Andrew R. Coggan, Ph.D. said...

"There is not some magical unobservable performance enhancing effect of rEPO just beacause you can't see a one-to-one relationship between Hb and performance."

And in fact in studies using blood doping there is never a one-to-one relationship between the % change in hematocrit/hemoglobin concentration and the % change in VO2max. Thus, the fact that one does not exist when red cell mass is manipulated using EPO instead is not at all surprising, and cannot be used as evidence that there must be some other mechanism at play.

Andrew R. Coggan, Ph.D. said...

"If a cyclist is riding at 85% VO2max, then how does the increase in RBC actually improve performance? Given that the person is not at maximal aerobic capacity? I'd like to hear your thoughts, and not just "it is that way because it is that way" according to a book. I'm genuinely curious about this, because if performance is impaired by the limitation in oxygen delivery, then how does increasing RBC improve performance when delivery is not limiting at 85%VO2max?"

Well for starters, 85% of a higher VO2max is a higher absolute exercise intensity (pace or power output), and contrary to your prior assertions, EPO use clearly significantly increases VO2max.

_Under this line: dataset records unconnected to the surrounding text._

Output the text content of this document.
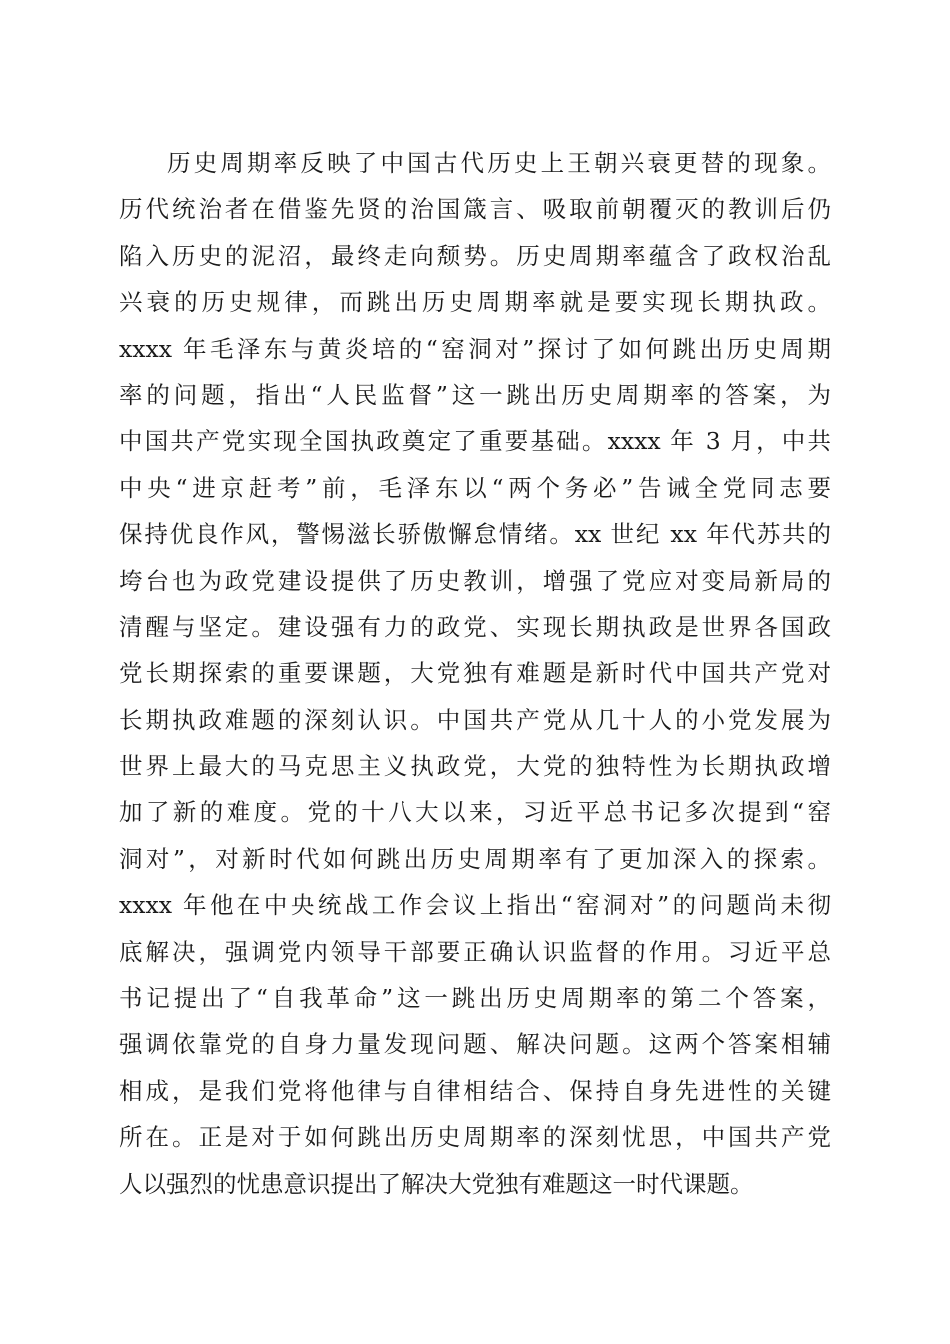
历史周期率反映了中国古代历史上王朝兴衰更替的现象。
历代统治者在借鉴先贤的治国箴言、吸取前朝覆灭的教训后仍
陷入历史的泥沼，最终走向颓势。历史周期率蕴含了政权治乱
兴衰的历史规律，而跳出历史周期率就是要实现长期执政。
xxxx 年毛泽东与黄炎培的“窑洞对”探讨了如何跳出历史周期
率的问题，指出“人民监督”这一跳出历史周期率的答案，为
中国共产党实现全国执政奠定了重要基础。xxxx 年 3 月，中共
中央“进京赶考”前，毛泽东以“两个务必”告诫全党同志要
保持优良作风，警惕滋长骄傲懈怠情绪。xx 世纪 xx 年代苏共的
垮台也为政党建设提供了历史教训，增强了党应对变局新局的
清醒与坚定。建设强有力的政党、实现长期执政是世界各国政
党长期探索的重要课题，大党独有难题是新时代中国共产党对
长期执政难题的深刻认识。中国共产党从几十人的小党发展为
世界上最大的马克思主义执政党，大党的独特性为长期执政增
加了新的难度。党的十八大以来，习近平总书记多次提到“窑
洞对”，对新时代如何跳出历史周期率有了更加深入的探索。
xxxx 年他在中央统战工作会议上指出“窑洞对”的问题尚未彻
底解决，强调党内领导干部要正确认识监督的作用。习近平总
书记提出了“自我革命”这一跳出历史周期率的第二个答案，
强调依靠党的自身力量发现问题、解决问题。这两个答案相辅
相成，是我们党将他律与自律相结合、保持自身先进性的关键
所在。正是对于如何跳出历史周期率的深刻忧思，中国共产党
人以强烈的忧患意识提出了解决大党独有难题这一时代课题。
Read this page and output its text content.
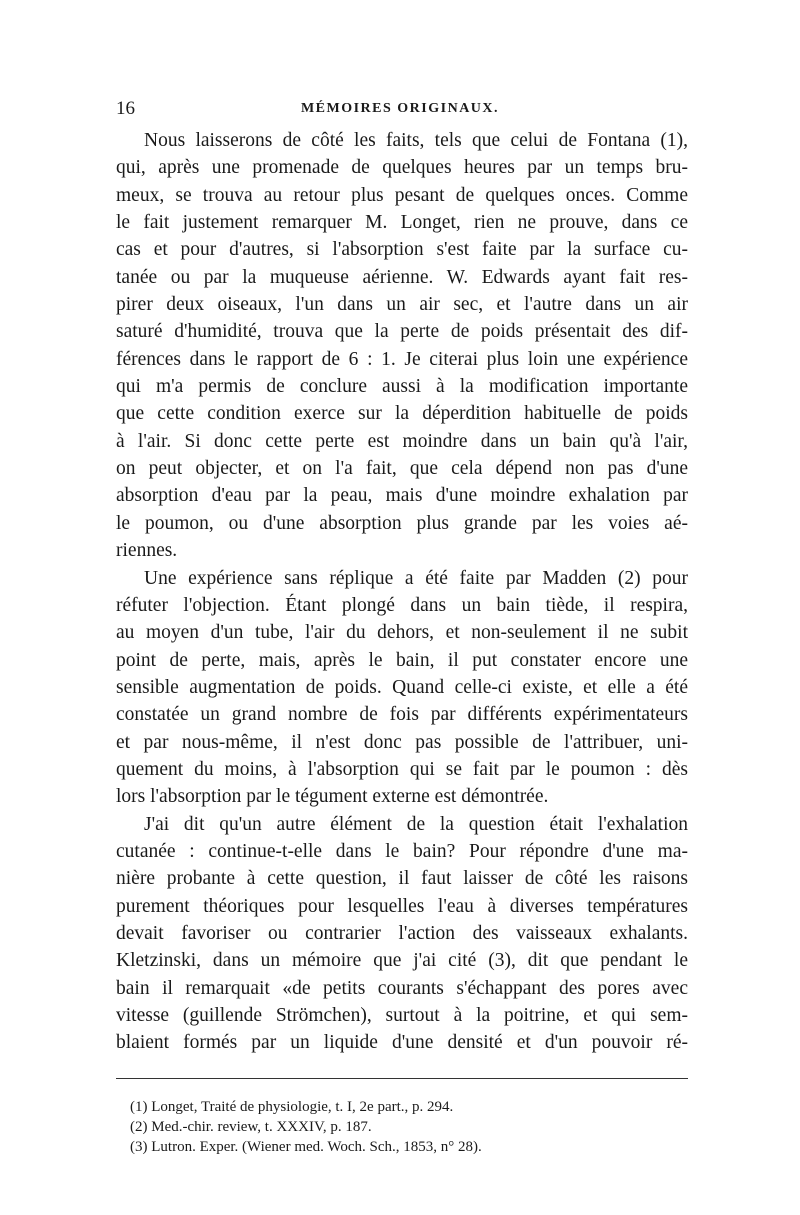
16	MÉMOIRES ORIGINAUX.

Nous laisserons de côté les faits, tels que celui de Fontana (1),
qui, après une promenade de quelques heures par un temps bru-
meux, se trouva au retour plus pesant de quelques onces. Comme
le fait justement remarquer M. Longet, rien ne prouve, dans ce
cas et pour d'autres, si l'absorption s'est faite par la surface cu-
tanée ou par la muqueuse aérienne. W. Edwards ayant fait res-
pirer deux oiseaux, l'un dans un air sec, et l'autre dans un air
saturé d'humidité, trouva que la perte de poids présentait des dif-
férences dans le rapport de 6 : 1. Je citerai plus loin une expérience
qui m'a permis de conclure aussi à la modification importante
que cette condition exerce sur la déperdition habituelle de poids
à l'air. Si donc cette perte est moindre dans un bain qu'à l'air,
on peut objecter, et on l'a fait, que cela dépend non pas d'une
absorption d'eau par la peau, mais d'une moindre exhalation par
le poumon, ou d'une absorption plus grande par les voies aé-
riennes.

Une expérience sans réplique a été faite par Madden (2) pour
réfuter l'objection. Étant plongé dans un bain tiède, il respira,
au moyen d'un tube, l'air du dehors, et non-seulement il ne subit
point de perte, mais, après le bain, il put constater encore une
sensible augmentation de poids. Quand celle-ci existe, et elle a été
constatée un grand nombre de fois par différents expérimentateurs
et par nous-même, il n'est donc pas possible de l'attribuer, uni-
quement du moins, à l'absorption qui se fait par le poumon : dès
lors l'absorption par le tégument externe est démontrée.

J'ai dit qu'un autre élément de la question était l'exhalation
cutanée : continue-t-elle dans le bain? Pour répondre d'une ma-
nière probante à cette question, il faut laisser de côté les raisons
purement théoriques pour lesquelles l'eau à diverses températures
devait favoriser ou contrarier l'action des vaisseaux exhalants.
Kletzinski, dans un mémoire que j'ai cité (3), dit que pendant le
bain il remarquait «de petits courants s'échappant des pores avec
vitesse (guillende Strömchen), surtout à la poitrine, et qui sem-
blaient formés par un liquide d'une densité et d'un pouvoir ré-

(1) Longet, Traité de physiologie, t. I, 2e part., p. 294.
(2) Med.-chir. review, t. XXXIV, p. 187.
(3) Lutron. Exper. (Wiener med. Woch. Sch., 1853, n° 28).
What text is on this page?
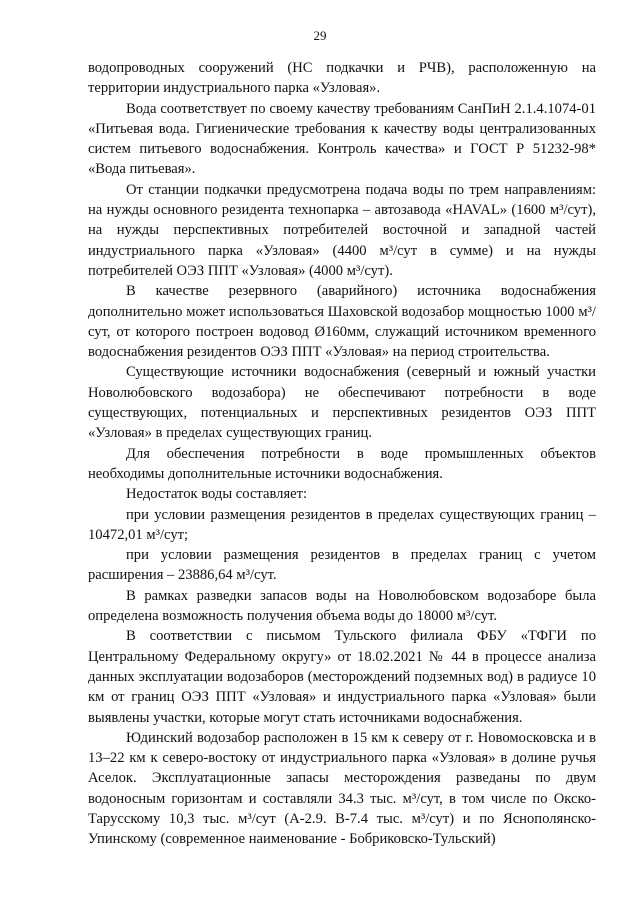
29

водопроводных сооружений (НС подкачки и РЧВ), расположенную на территории индустриального парка «Узловая».

Вода соответствует по своему качеству требованиям СанПиН 2.1.4.1074-01 «Питьевая вода. Гигиенические требования к качеству воды централизованных систем питьевого водоснабжения. Контроль качества» и ГОСТ Р 51232-98* «Вода питьевая».

От станции подкачки предусмотрена подача воды по трем направлениям: на нужды основного резидента технопарка – автозавода «HAVAL» (1600 м³/сут), на нужды перспективных потребителей восточной и западной частей индустриального парка «Узловая» (4400 м³/сут в сумме) и на нужды потребителей ОЭЗ ППТ «Узловая» (4000 м³/сут).

В качестве резервного (аварийного) источника водоснабжения дополнительно может использоваться Шаховской водозабор мощностью 1000 м³/сут, от которого построен водовод Ø160мм, служащий источником временного водоснабжения резидентов ОЭЗ ППТ «Узловая» на период строительства.

Существующие источники водоснабжения (северный и южный участки Новолюбовского водозабора) не обеспечивают потребности в воде существующих, потенциальных и перспективных резидентов ОЭЗ ППТ «Узловая» в пределах существующих границ.

Для обеспечения потребности в воде промышленных объектов необходимы дополнительные источники водоснабжения.

Недостаток воды составляет:

при условии размещения резидентов в пределах существующих границ – 10472,01 м³/сут;

при условии размещения резидентов в пределах границ с учетом расширения – 23886,64 м³/сут.

В рамках разведки запасов воды на Новолюбовском водозаборе была определена возможность получения объема воды до 18000 м³/сут.

В соответствии с письмом Тульского филиала ФБУ «ТФГИ по Центральному Федеральному округу» от 18.02.2021 № 44 в процессе анализа данных эксплуатации водозаборов (месторождений подземных вод) в радиусе 10 км от границ ОЭЗ ППТ «Узловая» и индустриального парка «Узловая» были выявлены участки, которые могут стать источниками водоснабжения.

Юдинский водозабор расположен в 15 км к северу от г. Новомосковска и в 13–22 км к северо-востоку от индустриального парка «Узловая» в долине ручья Аселок. Эксплуатационные запасы месторождения разведаны по двум водоносным горизонтам и составляли 34.3 тыс. м³/сут, в том числе по Окско-Тарусскому 10,3 тыс. м³/сут (А-2.9. В-7.4 тыс. м³/сут) и по Яснополянско-Упинскому (современное наименование - Бобриковско-Тульский)
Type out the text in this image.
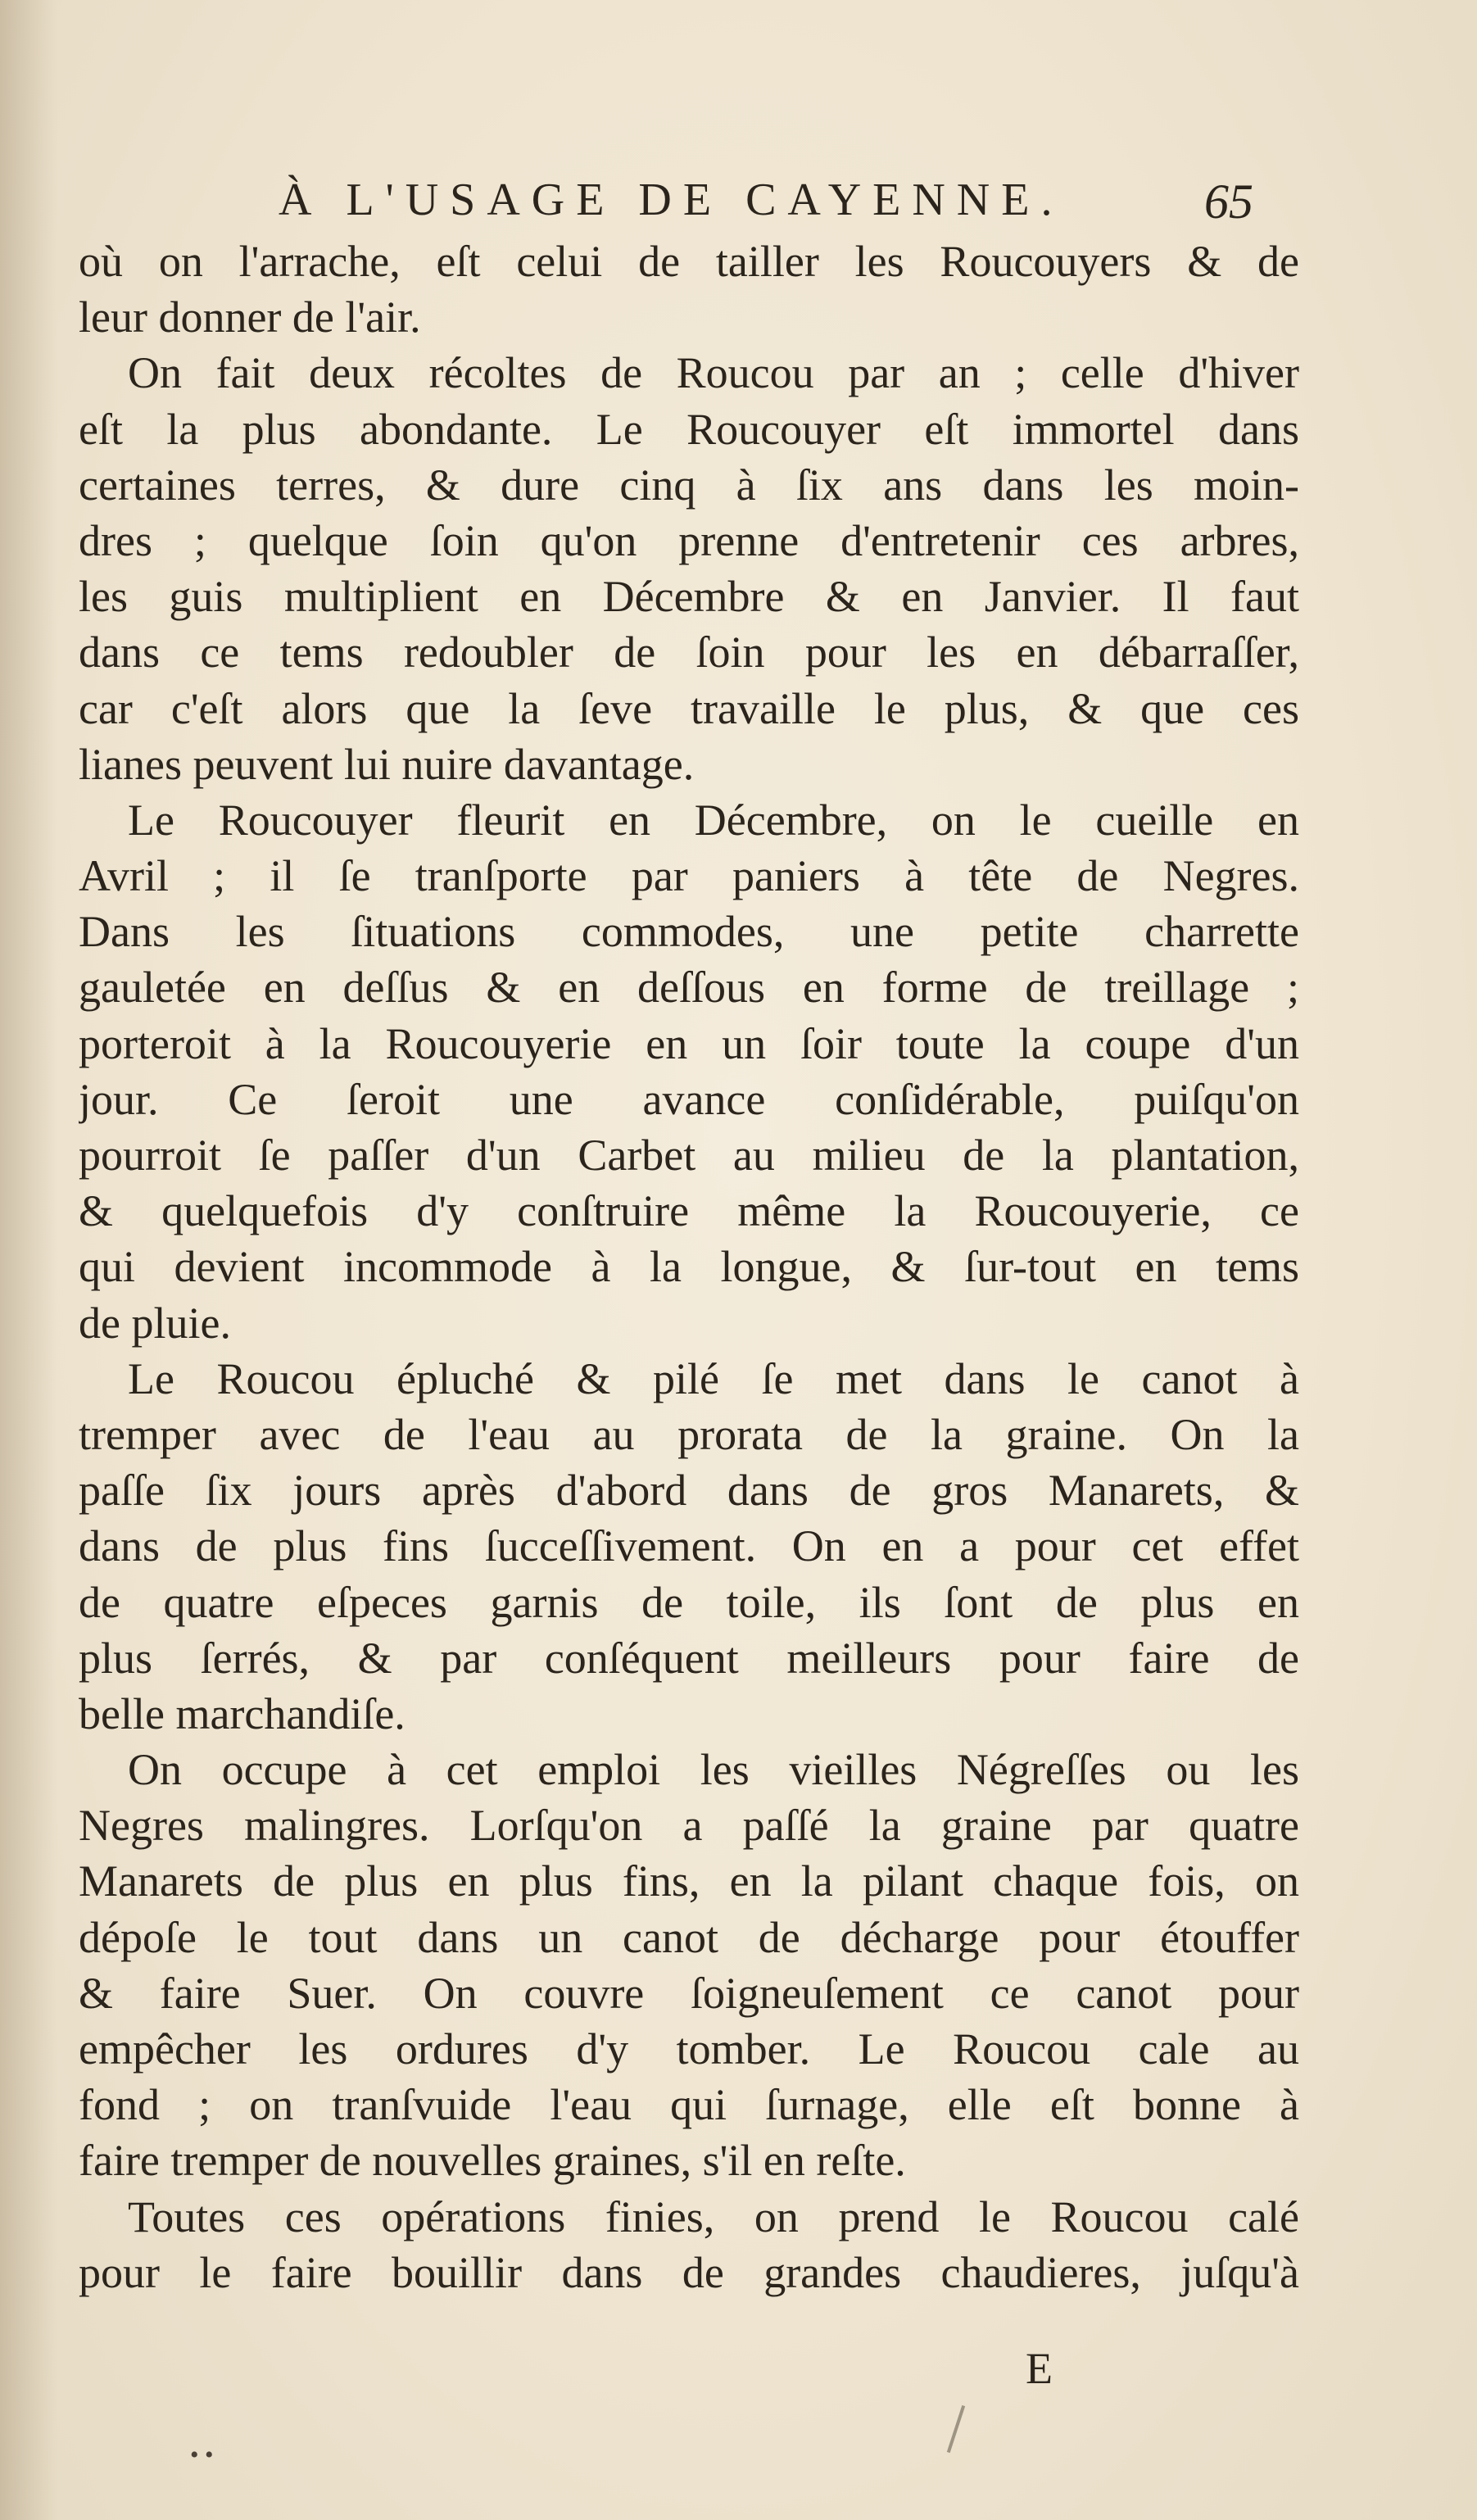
À L'USAGE DE CAYENNE.	65
où on l'arrache, eſt celui de tailler les Roucouyers & de
leur donner de l'air.
On fait deux récoltes de Roucou par an ; celle d'hiver
eſt la plus abondante. Le Roucouyer eſt immortel dans
certaines terres, & dure cinq à ſix ans dans les moin-
dres ; quelque ſoin qu'on prenne d'entretenir ces arbres,
les guis multiplient en Décembre & en Janvier. Il faut
dans ce tems redoubler de ſoin pour les en débarraſſer,
car c'eſt alors que la ſeve travaille le plus, & que ces
lianes peuvent lui nuire davantage.
Le Roucouyer fleurit en Décembre, on le cueille en
Avril ; il ſe tranſporte par paniers à tête de Negres.
Dans les ſituations commodes, une petite charrette
gauletée en deſſus & en deſſous en forme de treillage ;
porteroit à la Roucouyerie en un ſoir toute la coupe d'un
jour. Ce ſeroit une avance conſidérable, puiſqu'on
pourroit ſe paſſer d'un Carbet au milieu de la plantation,
& quelquefois d'y conſtruire même la Roucouyerie, ce
qui devient incommode à la longue, & ſur-tout en tems
de pluie.
Le Roucou épluché & pilé ſe met dans le canot à
tremper avec de l'eau au prorata de la graine. On la
paſſe ſix jours après d'abord dans de gros Manarets, &
dans de plus fins ſucceſſivement. On en a pour cet effet
de quatre eſpeces garnis de toile, ils ſont de plus en
plus ſerrés, & par conſéquent meilleurs pour faire de
belle marchandiſe.
On occupe à cet emploi les vieilles Négreſſes ou les
Negres malingres. Lorſqu'on a paſſé la graine par quatre
Manarets de plus en plus fins, en la pilant chaque fois, on
dépoſe le tout dans un canot de décharge pour étouffer
& faire Suer. On couvre ſoigneuſement ce canot pour
empêcher les ordures d'y tomber. Le Roucou cale au
fond ; on tranſvuide l'eau qui ſurnage, elle eſt bonne à
faire tremper de nouvelles graines, s'il en reſte.
Toutes ces opérations finies, on prend le Roucou calé
pour le faire bouillir dans de grandes chaudieres, juſqu'à
E
• •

That aside, however, there are numerous mechanisms by which variations in red cell mass could influence muscle metabolism and/or performance even when the metabolic rate is below the maximal rate of O2 consumption. For example, an increase in red cell mass would enable the demand for convective O2 transport to muscle be met via redirection of a lesser fraction of the overall cardiac output to muscle (cf. Saltin et al.'s classic studies using the knee extensor model, in which they examined the influence of variations in hematocrit/hemoglobin). In turn, this would require lesser activation of the sympathetic nervous system, which could reduce the rate of muscle glycogenolysis. As well, based on Wilson's model of the control of mitochondrial respiration (in which he distinguishs between O2-regulated and O2-limited respiration) it is possible that there would be a lesser disturbance to cellular energy homeostasis even when O2 availability is not, per se, rate-limiting (i.e., the subject is exercising at <100% of VO2max).